Can this code be improved?

const maxOfX = (rec) => (Math.max(rec.x1, rec.x2));

const maxOfY = (rec) => (Math.max(rec.y1, rec.y2));

const minOfX = (rec) => (Math.min(rec.x1, rec.x2));

const minOfY = (rec) => (Math.min(rec.y1, rec.y2));

const comBinedRectangle = (rec1, rec2) => {

  let overlappedRec = {};

  const NolappingFromX = maxOfX(rec1) <= minOfX(rec2) || minOfX(rec1) >= maxOfX(rec2);

  const NolappingFromY = maxOfY(rec1) <= minOfY(rec2) || minOfY(rec1) >= maxOfY(rec2);

  if (!(NolappingFromX || NolappingFromY)) {

    overlappedRec.x1 = Math.max(minOfX(rec1), minOfX(rec2));

    overlappedRec.y1 = Math.max(minOfY(rec1), minOfY(rec2));

    overlappedRec.x2 = Math.min(maxOfX(rec1), maxOfX(rec2));

    overlappedRec.y2 = Math.min(maxOfY(rec1), maxOfY(rec2));

  }



  return overlappedRec;

}

const rectangle1 = { x1: 2, y1: 2, x2: 4, y2: 4 };

const rectangle2 = { x1: 3, y1: 3, x2: 6, y2: 2 };

console.log(comBinedRectangle(rectangle1, rectangle2));

// { x1: 3, y1: 2, x2: 4, y2: 3 }

• Document/comment
  
  I have no idea whether there are agreed standards for ECMAScript, e.g. JSDoc.


• 
  If I used what you called OverX I'd call it OverlapX and invert it.
  OverlapX = minOfX(rec1) <= maxOfX(rec2) && minOfX(rec2) <= maxOfX(rec1);
  


• precomputing booleans the way of OverX and OverY precludes short-circuiting the evaluation of the combined no-overlap-condition.
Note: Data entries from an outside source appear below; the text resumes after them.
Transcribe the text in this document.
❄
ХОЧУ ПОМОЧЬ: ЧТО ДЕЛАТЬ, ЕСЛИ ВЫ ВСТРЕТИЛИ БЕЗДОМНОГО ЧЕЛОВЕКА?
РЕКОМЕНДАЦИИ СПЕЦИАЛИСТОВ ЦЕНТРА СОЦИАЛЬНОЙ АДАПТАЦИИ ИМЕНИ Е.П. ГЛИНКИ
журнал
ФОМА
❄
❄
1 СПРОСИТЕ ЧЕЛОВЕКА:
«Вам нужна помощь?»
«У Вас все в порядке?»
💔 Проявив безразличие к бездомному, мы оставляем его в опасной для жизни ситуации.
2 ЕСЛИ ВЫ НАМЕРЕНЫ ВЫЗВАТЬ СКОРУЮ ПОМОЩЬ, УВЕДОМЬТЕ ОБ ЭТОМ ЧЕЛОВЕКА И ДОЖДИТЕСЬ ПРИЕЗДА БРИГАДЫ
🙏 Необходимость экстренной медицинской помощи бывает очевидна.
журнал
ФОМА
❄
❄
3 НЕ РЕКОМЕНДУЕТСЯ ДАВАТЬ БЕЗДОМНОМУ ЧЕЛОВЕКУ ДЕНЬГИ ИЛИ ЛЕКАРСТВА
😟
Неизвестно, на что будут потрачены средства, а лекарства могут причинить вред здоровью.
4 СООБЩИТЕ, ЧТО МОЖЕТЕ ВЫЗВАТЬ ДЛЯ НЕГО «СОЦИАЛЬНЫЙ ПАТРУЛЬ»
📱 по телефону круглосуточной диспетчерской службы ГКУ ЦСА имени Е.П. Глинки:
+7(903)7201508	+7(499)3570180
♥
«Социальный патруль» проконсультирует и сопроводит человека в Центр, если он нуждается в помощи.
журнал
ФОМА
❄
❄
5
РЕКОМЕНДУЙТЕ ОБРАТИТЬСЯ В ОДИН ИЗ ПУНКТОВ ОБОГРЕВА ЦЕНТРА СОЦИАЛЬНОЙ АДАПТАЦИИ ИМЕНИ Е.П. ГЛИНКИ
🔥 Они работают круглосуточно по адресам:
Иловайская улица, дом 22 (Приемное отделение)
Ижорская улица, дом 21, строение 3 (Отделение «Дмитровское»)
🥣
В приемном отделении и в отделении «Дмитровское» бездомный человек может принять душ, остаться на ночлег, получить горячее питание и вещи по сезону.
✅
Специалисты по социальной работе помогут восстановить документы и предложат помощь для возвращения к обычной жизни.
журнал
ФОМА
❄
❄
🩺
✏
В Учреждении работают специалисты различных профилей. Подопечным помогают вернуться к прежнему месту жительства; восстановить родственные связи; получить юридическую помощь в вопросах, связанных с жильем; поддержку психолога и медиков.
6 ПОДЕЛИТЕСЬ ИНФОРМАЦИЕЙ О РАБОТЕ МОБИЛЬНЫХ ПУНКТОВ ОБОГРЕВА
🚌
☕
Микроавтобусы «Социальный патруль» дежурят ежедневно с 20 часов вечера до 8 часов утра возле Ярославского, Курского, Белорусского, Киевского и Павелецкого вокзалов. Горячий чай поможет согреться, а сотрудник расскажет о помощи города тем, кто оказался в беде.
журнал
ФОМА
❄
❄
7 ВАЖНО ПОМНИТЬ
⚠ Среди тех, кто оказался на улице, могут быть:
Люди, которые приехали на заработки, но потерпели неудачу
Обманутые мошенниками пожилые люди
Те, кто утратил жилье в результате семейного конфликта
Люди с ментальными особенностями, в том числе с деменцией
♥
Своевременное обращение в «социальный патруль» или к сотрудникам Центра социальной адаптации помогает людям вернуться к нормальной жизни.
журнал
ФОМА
• One could use "nomalised" rects: minx/miny/maxx/maxy.


• (I'd prefer plain function definitions over arrow functions if they are going to get a name, anyway.)


• (There is bound to be a way to have, e.g. Math.min(values) operate on all x-coordinates of a shape, my ignorance thereof notwithstanding.)

/**

 * Returns intersecting part of two rectangles

 * @param  {object}  r1 4 coordinates in form of {x1, y1, x2, y2} object

 * @param  {object}  r2 4 coordinates in form of {x1, y1, x2, y2} object

 * @return {boolean}    False if there's no intersecting part

 * @return {object}     4 coordinates in form of {x1, y1, x2, y2} object

 */

const getIntersectingRectangle = (r1, r2) => {  

  [r1, r2] = [r1, r2].map(r => {

    return {x: [r.x1, r.x2].sort(), y: [r.y1, r.y2].sort()};

  });



  const noIntersect = r2.x[0] > r1.x[1] || r2.x[1] < r1.x[0] ||

                      r2.y[0] > r1.y[1] || r2.y[1] < r1.y[0];



  return noIntersect ? false : {

    x1: Math.max(r1.x[0], r2.x[0]), // _[0] is the lesser,

    y1: Math.max(r1.y[0], r2.y[0]), // _[1] is the greater

    x2: Math.min(r1.x[1], r2.x[1]),

    y2: Math.min(r1.y[1], r2.y[1])

  };

};



/*  ↓  DEMO  ↓  */



const rectangle1 = { x1: 2, y1: 2, x2: 4, y2: 4 };

const rectangle2 = { x1: 3, y1: 3, x2: 6, y2: 2 };



console.log(getIntersectingRectangle(rectangle1, rectangle2));

// { x1: 3, y1: 2, x2: 4, y2: 3 }

First, both rectangles get transformed into object with keys x and y and sorted arrays of two of corresponding them coordinates as values.

r1 = {

  x: [2, 4], // x1, x2

  y: [2, 4]  // y1, y2

}

r2 = {

  x: [3, 6], // x1, x2

  y: [2, 3]  // Y2, Y1 !

}

That's because for this job it is important to know which of xs and ys is lesser and which is greater. Rather than Math.max() and Math.min() a single .sort() can be used.

Alternative would be to declare that (x1, y1) is assumed to always be top-left corner, but as I see in rectangle2 in your question, that is apparently not always the case.

Now, noIntersect is negated

!(a.left > b.right || b.left > a.right || a.top > b.bottom || b.top > a.bottom);

which tests if in both axes sides from one end of one figure exceed opposite-direction end side of the other figure, e.g. if left side of figure a is more to the right than the right side of figure b.

At the end we return false if there is no intersection of our rectangles, or an object with coordinates if there is. Intersecting part will always span from:

the greater of the 2 lesser xs of both rectangles

to

the lesser of the 2 greater xs of both rectangles.